Low and Behold is about an uninspired young man who takes a job doing insurance
claims on hurricane damaged houses in New Orleans- his life is dramatically altered when he's forced to deal with the mass destruction and loss that surrounds him.
HOW IT CAME TO BE...
In some sense, everyone already knows the story: a hurricane hits the coastal U.S. People die. Houses are lost. Lives are completely rearranged. Some leave town to make a new start and some stay to pick up the pieces. Low and Behold not only explores this complex terrain; it was born out of it. In late August 2005, Hurricane Katrina wiped out the Gulf Coast. Barlow Jacobs lived in New Orleans and evacuated to his childhood home of Chattanooga, Tennesse.

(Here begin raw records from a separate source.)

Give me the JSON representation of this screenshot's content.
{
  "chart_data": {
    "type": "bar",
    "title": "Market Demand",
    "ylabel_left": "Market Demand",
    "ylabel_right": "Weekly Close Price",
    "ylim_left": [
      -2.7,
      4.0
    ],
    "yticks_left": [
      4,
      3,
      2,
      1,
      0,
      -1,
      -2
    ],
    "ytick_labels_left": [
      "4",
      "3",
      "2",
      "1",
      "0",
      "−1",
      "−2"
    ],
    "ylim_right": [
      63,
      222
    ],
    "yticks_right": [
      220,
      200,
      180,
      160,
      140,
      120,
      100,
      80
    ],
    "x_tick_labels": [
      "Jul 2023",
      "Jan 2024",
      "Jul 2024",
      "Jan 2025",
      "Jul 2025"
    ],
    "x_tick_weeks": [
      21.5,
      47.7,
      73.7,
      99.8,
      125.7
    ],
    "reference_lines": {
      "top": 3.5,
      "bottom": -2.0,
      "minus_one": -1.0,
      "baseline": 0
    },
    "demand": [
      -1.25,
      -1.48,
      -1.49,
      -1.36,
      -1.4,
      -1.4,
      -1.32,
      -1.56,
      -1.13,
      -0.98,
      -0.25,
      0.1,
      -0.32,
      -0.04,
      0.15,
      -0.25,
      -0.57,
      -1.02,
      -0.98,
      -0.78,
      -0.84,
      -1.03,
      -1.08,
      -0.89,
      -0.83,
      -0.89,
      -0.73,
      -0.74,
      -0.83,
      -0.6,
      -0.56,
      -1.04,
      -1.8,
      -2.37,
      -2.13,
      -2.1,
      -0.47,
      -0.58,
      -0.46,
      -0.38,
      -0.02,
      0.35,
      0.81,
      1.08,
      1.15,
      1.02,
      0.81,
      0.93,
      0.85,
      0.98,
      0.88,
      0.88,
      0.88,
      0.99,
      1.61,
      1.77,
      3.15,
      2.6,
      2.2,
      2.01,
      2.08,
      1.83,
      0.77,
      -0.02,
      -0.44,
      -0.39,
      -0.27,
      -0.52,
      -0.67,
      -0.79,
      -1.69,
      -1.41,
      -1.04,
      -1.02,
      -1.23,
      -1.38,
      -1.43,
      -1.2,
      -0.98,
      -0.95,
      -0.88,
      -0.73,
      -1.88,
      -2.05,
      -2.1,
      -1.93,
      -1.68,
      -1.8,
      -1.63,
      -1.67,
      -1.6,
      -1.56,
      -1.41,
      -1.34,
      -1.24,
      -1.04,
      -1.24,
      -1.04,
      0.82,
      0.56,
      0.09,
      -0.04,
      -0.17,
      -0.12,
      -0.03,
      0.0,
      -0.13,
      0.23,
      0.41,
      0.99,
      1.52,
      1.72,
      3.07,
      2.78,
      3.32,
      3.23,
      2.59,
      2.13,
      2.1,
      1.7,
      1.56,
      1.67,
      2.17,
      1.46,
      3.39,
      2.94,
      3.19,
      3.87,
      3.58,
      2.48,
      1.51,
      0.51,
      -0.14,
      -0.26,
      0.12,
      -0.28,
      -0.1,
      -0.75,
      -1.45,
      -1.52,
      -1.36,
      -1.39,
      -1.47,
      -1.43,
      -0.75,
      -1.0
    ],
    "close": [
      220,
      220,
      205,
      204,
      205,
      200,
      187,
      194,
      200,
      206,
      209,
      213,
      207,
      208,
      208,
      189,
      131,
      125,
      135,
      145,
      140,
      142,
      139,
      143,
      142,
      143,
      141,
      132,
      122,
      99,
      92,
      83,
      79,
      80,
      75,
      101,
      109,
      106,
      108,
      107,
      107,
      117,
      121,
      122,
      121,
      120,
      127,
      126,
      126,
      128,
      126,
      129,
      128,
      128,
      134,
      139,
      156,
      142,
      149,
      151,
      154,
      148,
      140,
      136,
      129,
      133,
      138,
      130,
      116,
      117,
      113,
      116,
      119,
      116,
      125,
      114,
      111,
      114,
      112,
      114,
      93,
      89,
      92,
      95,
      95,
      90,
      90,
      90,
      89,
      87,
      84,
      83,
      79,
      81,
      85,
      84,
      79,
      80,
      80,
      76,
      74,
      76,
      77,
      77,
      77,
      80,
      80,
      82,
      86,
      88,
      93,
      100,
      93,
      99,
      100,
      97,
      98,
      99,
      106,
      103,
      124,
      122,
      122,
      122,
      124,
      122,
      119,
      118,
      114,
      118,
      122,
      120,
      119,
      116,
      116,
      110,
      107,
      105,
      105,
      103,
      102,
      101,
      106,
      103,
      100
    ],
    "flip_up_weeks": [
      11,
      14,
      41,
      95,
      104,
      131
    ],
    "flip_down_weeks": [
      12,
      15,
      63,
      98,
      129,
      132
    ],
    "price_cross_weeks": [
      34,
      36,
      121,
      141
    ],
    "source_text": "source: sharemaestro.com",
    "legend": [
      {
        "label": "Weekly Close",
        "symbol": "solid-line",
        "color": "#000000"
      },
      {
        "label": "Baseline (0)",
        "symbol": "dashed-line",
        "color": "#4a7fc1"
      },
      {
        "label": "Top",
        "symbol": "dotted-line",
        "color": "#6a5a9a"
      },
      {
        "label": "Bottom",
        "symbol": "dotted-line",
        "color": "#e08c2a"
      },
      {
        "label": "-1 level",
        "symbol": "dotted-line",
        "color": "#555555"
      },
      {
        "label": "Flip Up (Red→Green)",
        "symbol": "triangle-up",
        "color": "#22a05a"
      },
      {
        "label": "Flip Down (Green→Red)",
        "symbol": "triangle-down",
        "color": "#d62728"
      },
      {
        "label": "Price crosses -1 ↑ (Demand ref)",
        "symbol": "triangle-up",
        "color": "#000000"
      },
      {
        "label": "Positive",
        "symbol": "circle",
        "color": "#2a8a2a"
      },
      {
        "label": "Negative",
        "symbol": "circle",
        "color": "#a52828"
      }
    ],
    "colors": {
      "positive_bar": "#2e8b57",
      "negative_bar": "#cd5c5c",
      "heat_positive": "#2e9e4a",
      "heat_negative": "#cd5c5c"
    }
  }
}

Like the rest of the city, he began to put the pieces back together. During that time, a family friend approached him about working as an insurance claims adjuster. He took the position and worked for several months in the Gulf Coast, immersing himself in the culture of the post-hurricane Coastal South. Immediately aware of the potential, Barlow began working on a script that tells the story of a young man from Tennessee who goes to do insurance claims in a city just devastated by a hurricane.
In February 2006, Barlow returned to New Orleans, with the plan of investing all the money he had made claim adjusting into a feature length film. He teamed up with Director and co-writer, Zack Godshall. Godshall is a Louisiana native growing up only two hours north of New Orleans in Lafayette. It was imperative to both Zack and Barlow that the cast and crew be from New Orleans or the Southern part of the country. They believed having a team that had felt the full impact of Katrina would aid in bringing the story to life in the most authentic way possible.
By May 2006, just eight months after Katrina had devastated New Orleans, Low and Behold went into production.